This is a difficult question to answer because the way that exercise impacts cholesterol is complex. For starters, your total cholesterol score includes measurements of both HDL and LDL.
HDL, or High Density Lipoproteins, are your "good" cholesterol. These molecules pick up fats and remove them from your bloodstream. Consequently, increasing your HDL is a good thing. Most aerobic exercises of moderate intensity will increase HDL. Typically a person who gets a half-hour a day of moderate to vigorous exercise will see a 5% increase in their HDL score after about two months of exercising. Long term exercisers can see improvements of as much as 20% over their pre-exercise HDL numbers.
LDL, or Low Density Lipoproteins, are the "bad" cholesterol, so this is the type you want to lower. Almost any form of exercise will help one to lose weight, which usually also results in lower LDL scores. Exercise also lowers LDL directly, generally by 10%-15% over the long term.

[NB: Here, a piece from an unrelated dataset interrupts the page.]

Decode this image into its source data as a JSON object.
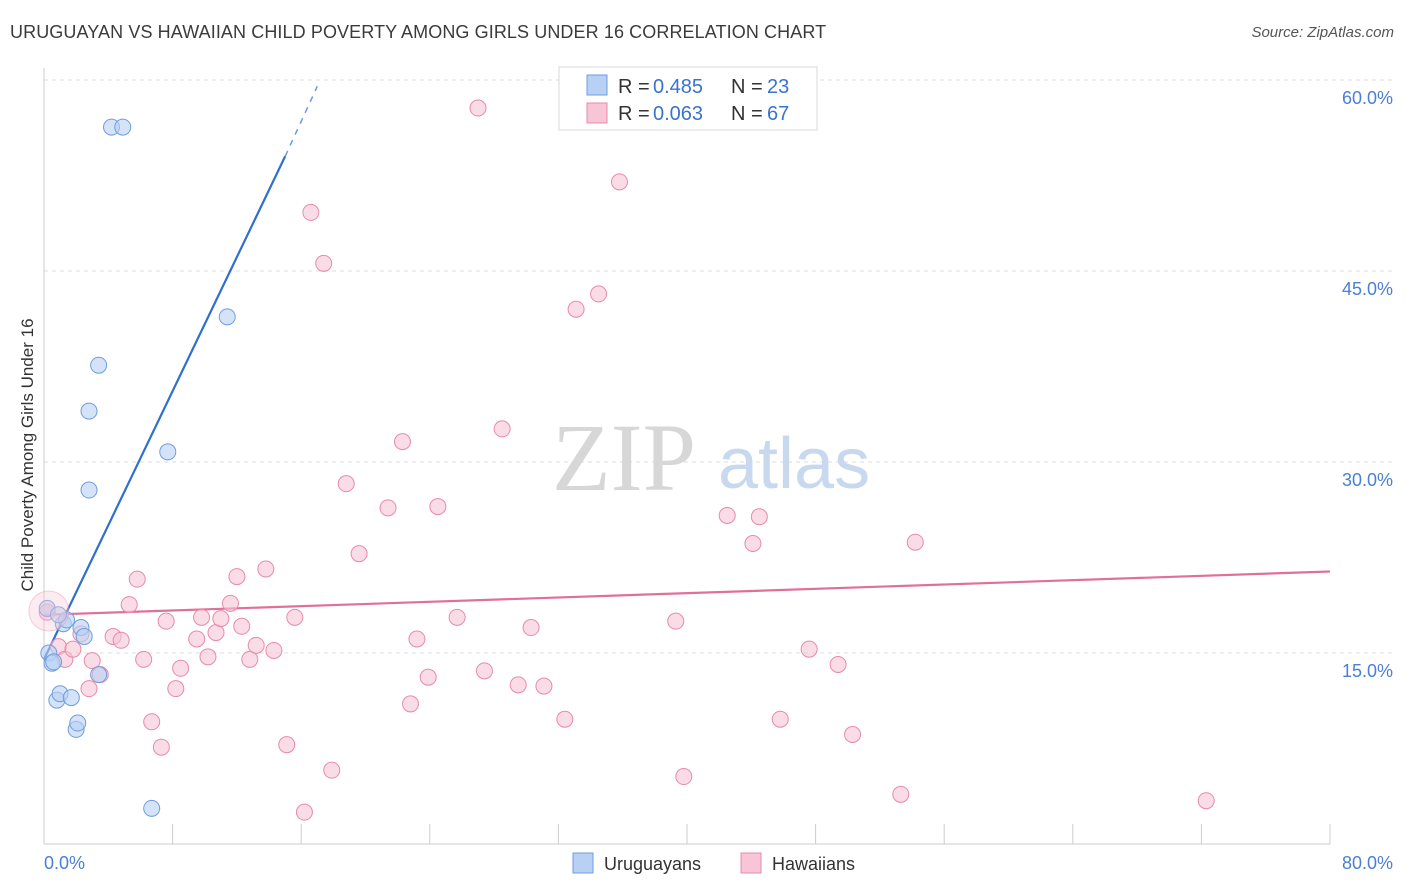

While researchers disagree on just which exercise is best, they do agree that intensity is important. The exercise should be moderately to very intense, and should total 30 minutes a day, every day. This means finding an exercise that makes you work hard enough to break a sweat, and that keeps you moving steadily without a lot of breaks. The best exercise is the one that the patient can stick to. For some people this means signing up for a class in aerobics, spinning, Zumba, or something similar. Very brisk walking, or walking with intervals of sprinting, can work, as can jogging. The easy way to gauge intensity is by trying to converse with someone while exercising. You should be able to do so, but not easily.
Weight lifting, yoga, dance, and Pilates usually do not have the intensity required to achieve the maximum cholesterol reduction, but they can still be helpful if they result in weight loss.